LES M ACHINES DE MORT

de Pierre de Maria

Je me suis engagé en 1914 par goût du spectacle rare,

Celui-ci fut long et atroce mais j'y pris l'amour des payages calcinés,

des monstres de fer et d'acier crachant du feu".

P. de Marial

L'espect hideux de la réalité n'avait pas été peint. 

Je dois expérimenter les abysses de la vie. Je ne suis pas obsédé par le fait de montrer des choses horribles.

La guerre c'est une chose horrible et pourtant sublime. Tout ce que j'ai vu était beau.

 Tout art est exorcisme

Otto Dix

 

Savez-vous que, tout près de chez nous, à Régusse, a vécu un grand peintre du nom de Pierre de Maria et qu’il a travaillé de nombreuses années avec Hélène Bottet  dont la peinture fantastique est apparentée à la sienne ?
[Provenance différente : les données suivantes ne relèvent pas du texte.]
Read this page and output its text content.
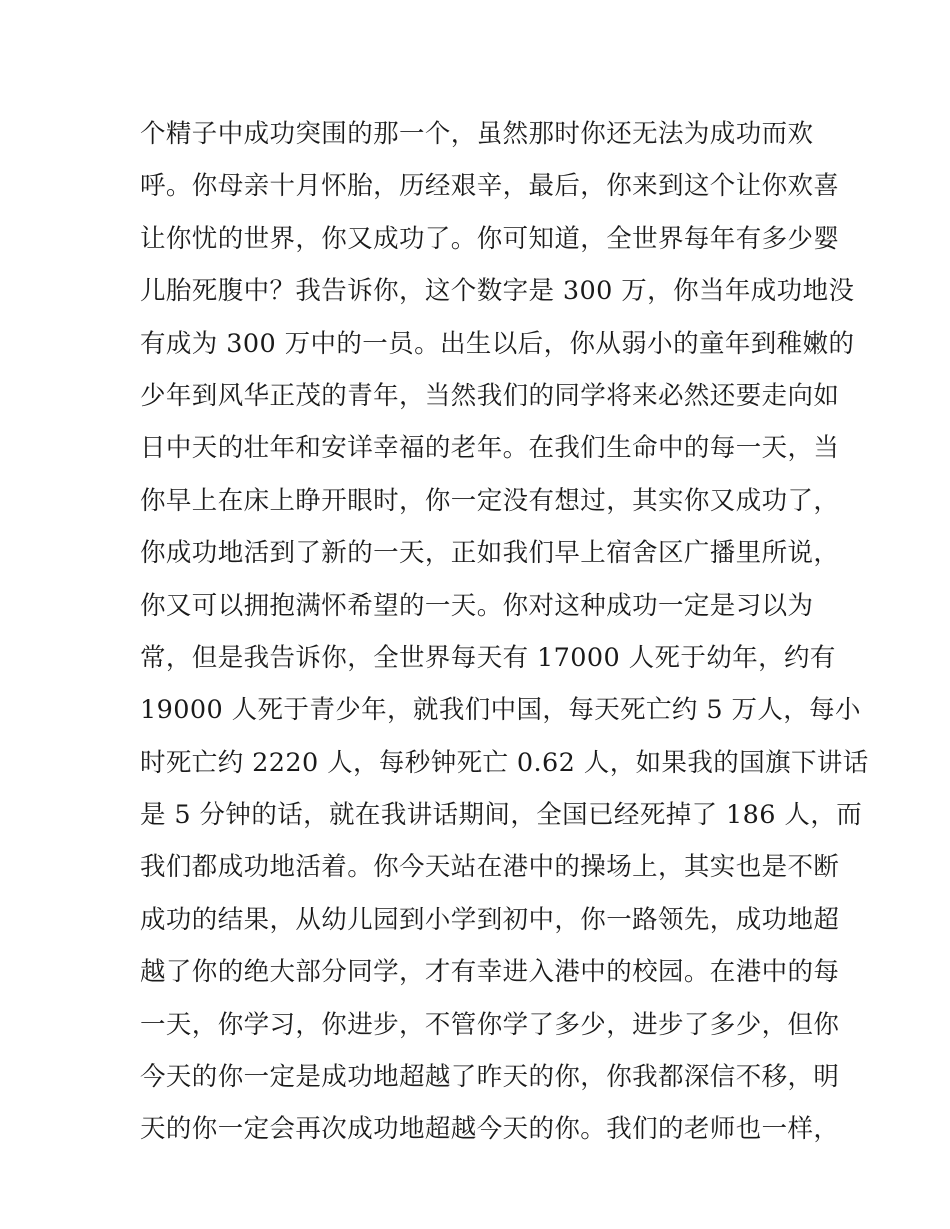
个精子中成功突围的那一个，虽然那时你还无法为成功而欢
呼。你母亲十月怀胎，历经艰辛，最后，你来到这个让你欢喜
让你忧的世界，你又成功了。你可知道，全世界每年有多少婴
儿胎死腹中？我告诉你，这个数字是 300 万，你当年成功地没
有成为 300 万中的一员。出生以后，你从弱小的童年到稚嫩的
少年到风华正茂的青年，当然我们的同学将来必然还要走向如
日中天的壮年和安详幸福的老年。在我们生命中的每一天，当
你早上在床上睁开眼时，你一定没有想过，其实你又成功了，
你成功地活到了新的一天，正如我们早上宿舍区广播里所说，
你又可以拥抱满怀希望的一天。你对这种成功一定是习以为
常，但是我告诉你，全世界每天有 17000 人死于幼年，约有
19000 人死于青少年，就我们中国，每天死亡约 5 万人，每小
时死亡约 2220 人，每秒钟死亡 0.62 人，如果我的国旗下讲话
是 5 分钟的话，就在我讲话期间，全国已经死掉了 186 人，而
我们都成功地活着。你今天站在港中的操场上，其实也是不断
成功的结果，从幼儿园到小学到初中，你一路领先，成功地超
越了你的绝大部分同学，才有幸进入港中的校园。在港中的每
一天，你学习，你进步，不管你学了多少，进步了多少，但你
今天的你一定是成功地超越了昨天的你，你我都深信不移，明
天的你一定会再次成功地超越今天的你。我们的老师也一样，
Cet ingénieur de formation s’est engagé en 1914 et a été traumatisé par l’atroce spectacle de la guerre. Aussi, écorché  vif, il a cherché toute sa vie, quarante ans durant, à transfigurer et à mettre à distance la vie monstrueuse de machines surhumaines et terribles, trouvant ainsi dans son art, comme en autant de toiles d’exorcisme, un certain apaisement. Et il a peint la guerre jusqu’à l’obsession et il s’est moqué avec humour des machines de guerre, de ces délirantes « machines célibataires » comme disait Duchamp, automates au mouvement saccadé, obstiné, répétitif et fatal (Tinguely n’est pas loin) si profondément étrangers à la procréation et à la vie : Quand la machine enfantera-t-elle ? interrogeait ironiquement Paul Klee dans le Bauhaus de Gropius et de Schlemmer. L’immense armée des fantassins de l’apocalypse –hommes mécanisés, machines humanisées (et on pense, mais sur un mode pessimiste et satanique, à Fernand Léger)- ont envahi la terre, se sont retournées, comme un Golem, contre son créateur et ce ne sont plus que d’inhumaines et fantastiques machines, que des monstres aux allures de coléoptères géants évoquant Jérôme Bosch ou les guerriers caparaçonnés comme des insectes blindés de la bataille de San Romano de Paolo Uccello, que des robots agressifs faits d’un grouillement de rouages articulés rappelant les premiers tanks qui libérèrent Cambrai… tout un univers hostile, implacable et barbare  dans lequel l’homme et la vie n’ont plus aucune place.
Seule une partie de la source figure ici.